Researchers from UCLA, the University of North Texas, and the Air Force Research Laboratories, have published a report that details Galfenol is capable of generating as much as 80 megawatts of instantaneous power per square meter under strong impacts.
Should this reaction prove scalable, it could lead to the eventual development of wireless impact detectors and other applications.
Taking a closer look, Galfenol is a magnetoelastic material; that is, its state of magnetization can be changed by squeezing, pushing, or otherwise deforming the material. On the flipside, when it’s exposed to a magnetic field, it changes shape. And if it’s prevented from deformation like, say, if one were to place it in a clamp, it will react by generating a large force.
“In general this means a magnetoelastic material can convert mechanical energy into magnetic energy, and vice versa,” explained John P. Domann, a mechanical engineering graduate student at UCLA and first author of the paper. He goes on to explain that galfenol converts energy with high efficiency — it can turn roughly 70% of an applied mechanical energy into magnetic energy, and vice versa (for comparison purposes, a standard car converts about 15 to 30% of the stored energy in gasoline into useful motion.) Beyond its efficiency, and perhaps a bit more importantly, the magnetoelastic effect can be used to generate electricity. “If we wrap some wires around the material, we can generate an electrical current in the wire due to a change in magnetization,” Domann explained.

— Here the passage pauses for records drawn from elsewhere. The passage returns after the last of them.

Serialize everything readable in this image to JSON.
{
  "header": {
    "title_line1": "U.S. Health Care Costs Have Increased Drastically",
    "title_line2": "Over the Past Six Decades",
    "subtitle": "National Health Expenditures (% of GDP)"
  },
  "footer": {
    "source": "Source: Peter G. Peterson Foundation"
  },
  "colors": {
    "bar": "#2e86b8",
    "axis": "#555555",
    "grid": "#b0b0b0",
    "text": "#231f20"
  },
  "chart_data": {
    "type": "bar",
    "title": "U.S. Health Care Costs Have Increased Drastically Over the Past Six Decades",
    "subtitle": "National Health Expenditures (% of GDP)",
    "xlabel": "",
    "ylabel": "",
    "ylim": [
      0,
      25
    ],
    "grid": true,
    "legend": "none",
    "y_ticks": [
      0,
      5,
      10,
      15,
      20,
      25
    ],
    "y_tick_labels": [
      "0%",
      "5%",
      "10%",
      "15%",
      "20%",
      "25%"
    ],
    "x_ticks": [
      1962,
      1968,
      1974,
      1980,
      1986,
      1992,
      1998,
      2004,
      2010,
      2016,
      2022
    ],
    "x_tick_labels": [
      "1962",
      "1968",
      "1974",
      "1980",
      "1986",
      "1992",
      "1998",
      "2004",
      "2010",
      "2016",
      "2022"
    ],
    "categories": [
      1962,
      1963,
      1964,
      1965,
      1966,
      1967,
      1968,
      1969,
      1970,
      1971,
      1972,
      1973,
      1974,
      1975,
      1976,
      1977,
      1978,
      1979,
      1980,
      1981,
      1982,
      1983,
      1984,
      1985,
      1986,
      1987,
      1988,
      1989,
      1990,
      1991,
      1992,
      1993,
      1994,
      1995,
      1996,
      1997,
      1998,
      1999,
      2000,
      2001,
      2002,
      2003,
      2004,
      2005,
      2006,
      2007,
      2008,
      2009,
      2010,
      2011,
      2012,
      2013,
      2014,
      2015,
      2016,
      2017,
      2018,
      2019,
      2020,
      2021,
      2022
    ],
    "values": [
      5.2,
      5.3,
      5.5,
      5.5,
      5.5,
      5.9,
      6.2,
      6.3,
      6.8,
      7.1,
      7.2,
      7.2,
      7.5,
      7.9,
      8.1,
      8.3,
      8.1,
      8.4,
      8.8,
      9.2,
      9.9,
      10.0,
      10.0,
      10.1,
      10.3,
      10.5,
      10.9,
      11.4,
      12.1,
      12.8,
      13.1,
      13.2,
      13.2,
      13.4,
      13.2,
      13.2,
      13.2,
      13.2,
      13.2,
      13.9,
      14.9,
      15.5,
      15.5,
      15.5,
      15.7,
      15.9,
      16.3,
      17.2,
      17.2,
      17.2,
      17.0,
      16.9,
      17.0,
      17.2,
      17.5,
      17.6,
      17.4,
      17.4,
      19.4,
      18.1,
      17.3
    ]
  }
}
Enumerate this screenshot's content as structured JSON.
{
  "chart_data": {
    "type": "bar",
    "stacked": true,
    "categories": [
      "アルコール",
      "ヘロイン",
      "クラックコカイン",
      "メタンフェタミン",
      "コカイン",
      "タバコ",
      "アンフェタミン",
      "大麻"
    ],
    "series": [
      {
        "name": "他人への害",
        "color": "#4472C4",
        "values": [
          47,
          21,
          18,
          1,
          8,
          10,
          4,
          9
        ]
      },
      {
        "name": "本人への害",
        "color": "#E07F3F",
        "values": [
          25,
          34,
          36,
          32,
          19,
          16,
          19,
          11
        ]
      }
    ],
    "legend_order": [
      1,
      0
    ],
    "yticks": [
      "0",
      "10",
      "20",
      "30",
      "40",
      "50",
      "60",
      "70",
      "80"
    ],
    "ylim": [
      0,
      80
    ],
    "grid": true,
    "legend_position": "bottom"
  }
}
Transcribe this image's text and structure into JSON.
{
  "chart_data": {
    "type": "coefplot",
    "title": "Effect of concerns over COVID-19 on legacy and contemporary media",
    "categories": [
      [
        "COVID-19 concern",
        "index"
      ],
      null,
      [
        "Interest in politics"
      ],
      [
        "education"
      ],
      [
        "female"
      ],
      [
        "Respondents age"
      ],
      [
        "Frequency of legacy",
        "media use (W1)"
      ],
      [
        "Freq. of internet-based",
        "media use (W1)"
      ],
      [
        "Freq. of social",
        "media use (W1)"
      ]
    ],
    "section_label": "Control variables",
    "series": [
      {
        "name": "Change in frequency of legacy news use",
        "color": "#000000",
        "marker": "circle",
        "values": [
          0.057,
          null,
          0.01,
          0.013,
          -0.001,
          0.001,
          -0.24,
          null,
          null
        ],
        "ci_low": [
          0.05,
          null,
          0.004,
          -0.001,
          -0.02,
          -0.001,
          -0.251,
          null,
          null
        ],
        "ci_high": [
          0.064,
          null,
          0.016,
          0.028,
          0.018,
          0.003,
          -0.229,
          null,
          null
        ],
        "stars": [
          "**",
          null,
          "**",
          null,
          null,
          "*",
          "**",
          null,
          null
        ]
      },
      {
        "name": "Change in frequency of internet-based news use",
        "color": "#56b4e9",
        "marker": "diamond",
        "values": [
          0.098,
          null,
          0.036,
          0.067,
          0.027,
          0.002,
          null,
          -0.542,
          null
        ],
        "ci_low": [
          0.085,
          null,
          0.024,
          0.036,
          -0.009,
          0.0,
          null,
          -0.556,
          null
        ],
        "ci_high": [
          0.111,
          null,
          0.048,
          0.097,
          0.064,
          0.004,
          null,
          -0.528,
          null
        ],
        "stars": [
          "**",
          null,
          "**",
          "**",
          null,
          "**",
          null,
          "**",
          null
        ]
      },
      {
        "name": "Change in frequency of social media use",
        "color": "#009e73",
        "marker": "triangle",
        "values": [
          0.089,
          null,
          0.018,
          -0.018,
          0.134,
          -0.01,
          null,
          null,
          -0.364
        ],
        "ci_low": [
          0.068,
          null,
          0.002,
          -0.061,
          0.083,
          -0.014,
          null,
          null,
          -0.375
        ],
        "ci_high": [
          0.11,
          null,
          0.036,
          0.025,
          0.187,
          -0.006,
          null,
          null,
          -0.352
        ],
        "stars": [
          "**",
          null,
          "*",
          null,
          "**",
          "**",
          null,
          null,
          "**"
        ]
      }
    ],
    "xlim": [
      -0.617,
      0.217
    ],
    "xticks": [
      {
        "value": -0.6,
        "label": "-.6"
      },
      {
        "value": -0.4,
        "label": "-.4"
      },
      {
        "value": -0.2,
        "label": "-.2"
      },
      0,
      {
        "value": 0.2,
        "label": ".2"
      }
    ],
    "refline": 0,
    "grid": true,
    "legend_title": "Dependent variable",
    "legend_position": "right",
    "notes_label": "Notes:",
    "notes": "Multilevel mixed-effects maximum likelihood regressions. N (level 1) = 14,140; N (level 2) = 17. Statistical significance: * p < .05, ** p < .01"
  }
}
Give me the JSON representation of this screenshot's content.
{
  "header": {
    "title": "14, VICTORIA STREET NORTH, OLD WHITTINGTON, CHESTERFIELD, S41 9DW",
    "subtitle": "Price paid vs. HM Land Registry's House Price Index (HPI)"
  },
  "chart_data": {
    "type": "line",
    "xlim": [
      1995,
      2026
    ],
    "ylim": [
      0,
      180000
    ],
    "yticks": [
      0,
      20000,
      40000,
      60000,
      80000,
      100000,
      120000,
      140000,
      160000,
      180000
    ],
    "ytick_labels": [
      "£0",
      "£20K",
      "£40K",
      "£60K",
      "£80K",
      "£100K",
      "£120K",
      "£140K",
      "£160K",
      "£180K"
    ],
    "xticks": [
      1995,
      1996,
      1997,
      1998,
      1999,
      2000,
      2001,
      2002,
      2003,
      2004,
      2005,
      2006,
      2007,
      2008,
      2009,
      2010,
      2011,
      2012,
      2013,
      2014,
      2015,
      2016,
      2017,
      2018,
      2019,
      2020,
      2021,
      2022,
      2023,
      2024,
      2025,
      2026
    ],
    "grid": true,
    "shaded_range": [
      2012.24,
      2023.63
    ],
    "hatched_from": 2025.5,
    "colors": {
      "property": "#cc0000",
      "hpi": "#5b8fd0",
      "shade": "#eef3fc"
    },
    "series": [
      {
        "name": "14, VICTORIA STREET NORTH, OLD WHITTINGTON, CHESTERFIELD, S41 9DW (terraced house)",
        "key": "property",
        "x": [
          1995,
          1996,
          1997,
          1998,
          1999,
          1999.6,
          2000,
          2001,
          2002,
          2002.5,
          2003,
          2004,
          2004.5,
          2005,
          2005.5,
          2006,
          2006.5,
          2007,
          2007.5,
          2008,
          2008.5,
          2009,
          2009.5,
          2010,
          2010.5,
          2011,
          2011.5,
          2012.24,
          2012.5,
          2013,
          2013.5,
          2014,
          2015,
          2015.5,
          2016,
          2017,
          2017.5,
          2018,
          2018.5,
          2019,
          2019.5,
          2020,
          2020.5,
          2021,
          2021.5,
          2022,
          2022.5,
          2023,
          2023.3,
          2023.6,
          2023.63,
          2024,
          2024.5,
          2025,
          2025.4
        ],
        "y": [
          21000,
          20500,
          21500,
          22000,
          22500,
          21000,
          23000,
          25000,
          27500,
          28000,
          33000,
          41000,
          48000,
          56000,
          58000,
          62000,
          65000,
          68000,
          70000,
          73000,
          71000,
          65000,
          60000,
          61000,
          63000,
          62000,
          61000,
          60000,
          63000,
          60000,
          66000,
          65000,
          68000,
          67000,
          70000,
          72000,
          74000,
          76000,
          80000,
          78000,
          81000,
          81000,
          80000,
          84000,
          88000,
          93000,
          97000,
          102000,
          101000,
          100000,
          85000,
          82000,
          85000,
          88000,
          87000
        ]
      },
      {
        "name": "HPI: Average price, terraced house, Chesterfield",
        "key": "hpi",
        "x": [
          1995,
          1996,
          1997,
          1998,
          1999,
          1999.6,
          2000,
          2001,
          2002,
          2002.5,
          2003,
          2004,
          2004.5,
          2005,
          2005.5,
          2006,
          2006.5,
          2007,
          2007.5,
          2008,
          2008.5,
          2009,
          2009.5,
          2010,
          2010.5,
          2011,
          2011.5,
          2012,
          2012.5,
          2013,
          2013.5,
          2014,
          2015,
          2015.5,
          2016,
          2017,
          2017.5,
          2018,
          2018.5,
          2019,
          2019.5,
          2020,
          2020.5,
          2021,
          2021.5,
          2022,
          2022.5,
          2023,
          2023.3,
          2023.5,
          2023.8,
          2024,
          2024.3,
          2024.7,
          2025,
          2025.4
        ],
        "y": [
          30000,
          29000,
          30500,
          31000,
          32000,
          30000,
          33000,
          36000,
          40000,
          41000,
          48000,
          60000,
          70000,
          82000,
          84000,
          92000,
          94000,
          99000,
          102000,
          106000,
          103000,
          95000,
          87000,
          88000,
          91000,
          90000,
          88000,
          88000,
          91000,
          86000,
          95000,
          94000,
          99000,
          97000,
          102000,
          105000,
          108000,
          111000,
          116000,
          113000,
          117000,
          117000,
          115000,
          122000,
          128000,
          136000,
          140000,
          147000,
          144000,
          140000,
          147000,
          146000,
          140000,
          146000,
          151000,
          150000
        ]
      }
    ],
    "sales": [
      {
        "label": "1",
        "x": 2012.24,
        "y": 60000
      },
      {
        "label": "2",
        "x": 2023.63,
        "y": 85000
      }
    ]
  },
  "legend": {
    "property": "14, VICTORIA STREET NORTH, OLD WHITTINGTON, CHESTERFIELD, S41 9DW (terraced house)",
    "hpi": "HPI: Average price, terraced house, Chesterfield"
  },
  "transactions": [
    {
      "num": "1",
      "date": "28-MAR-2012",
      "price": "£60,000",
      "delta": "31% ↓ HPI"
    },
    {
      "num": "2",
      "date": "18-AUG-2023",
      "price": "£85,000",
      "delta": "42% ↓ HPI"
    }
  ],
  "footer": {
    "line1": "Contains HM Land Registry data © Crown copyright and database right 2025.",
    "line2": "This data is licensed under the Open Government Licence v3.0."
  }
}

In the actual paper, the team assessed the power-generating ability of Galfenol in experiments using a Split-Hopkinson Pressure Bar to generate large amounts of compressive stress. When subjected to this pressure, Galfenol generated nearly 80 megawatts of instantaneous power per cubic meter.
Putting this into comparison, the already available explosively-driven ferromagnetic pulse generator can produce 500 megawatts of power per cubic meter. But, as the name suggests, this generator requires an explosion, one at a level that destroys the ferromagnet, even as it’s producing power.
“Destroying a material requires a lot of wasted energy, creating only one-shot devices,” Domann said. “This wasteful energy and destruction is not a concern in our method using Galfenol, meaning our devices can be used repeatedly and cyclically.”
Domman believes that, immediately speaking, Galfenol-powered devices could be used as wireless impact detectors. “Essentially, we could fabricate small devices that send out a detectable electromagnetic wave when a mechanical pulse moves through it,” he said. Specifically, they could be embedded in vehicles to detect collisions. You see, because electromagnetic waves travel three orders of magnitude faster than mechanical waves, data about the impact could be transmitted ahead of the waves created by the impact itself.
“In this manner, we could wirelessly determine that an impact has occurred, before the majority of the vehicle (or any passengers) even have time to feel it. This would allow a fast computer to take actions mitigating damage or injury,” Domman added.
Further analysis and testing of the concept is needed in the immediate future, but commercial technologies based on the idea could reach the market in a few years, the team concluded.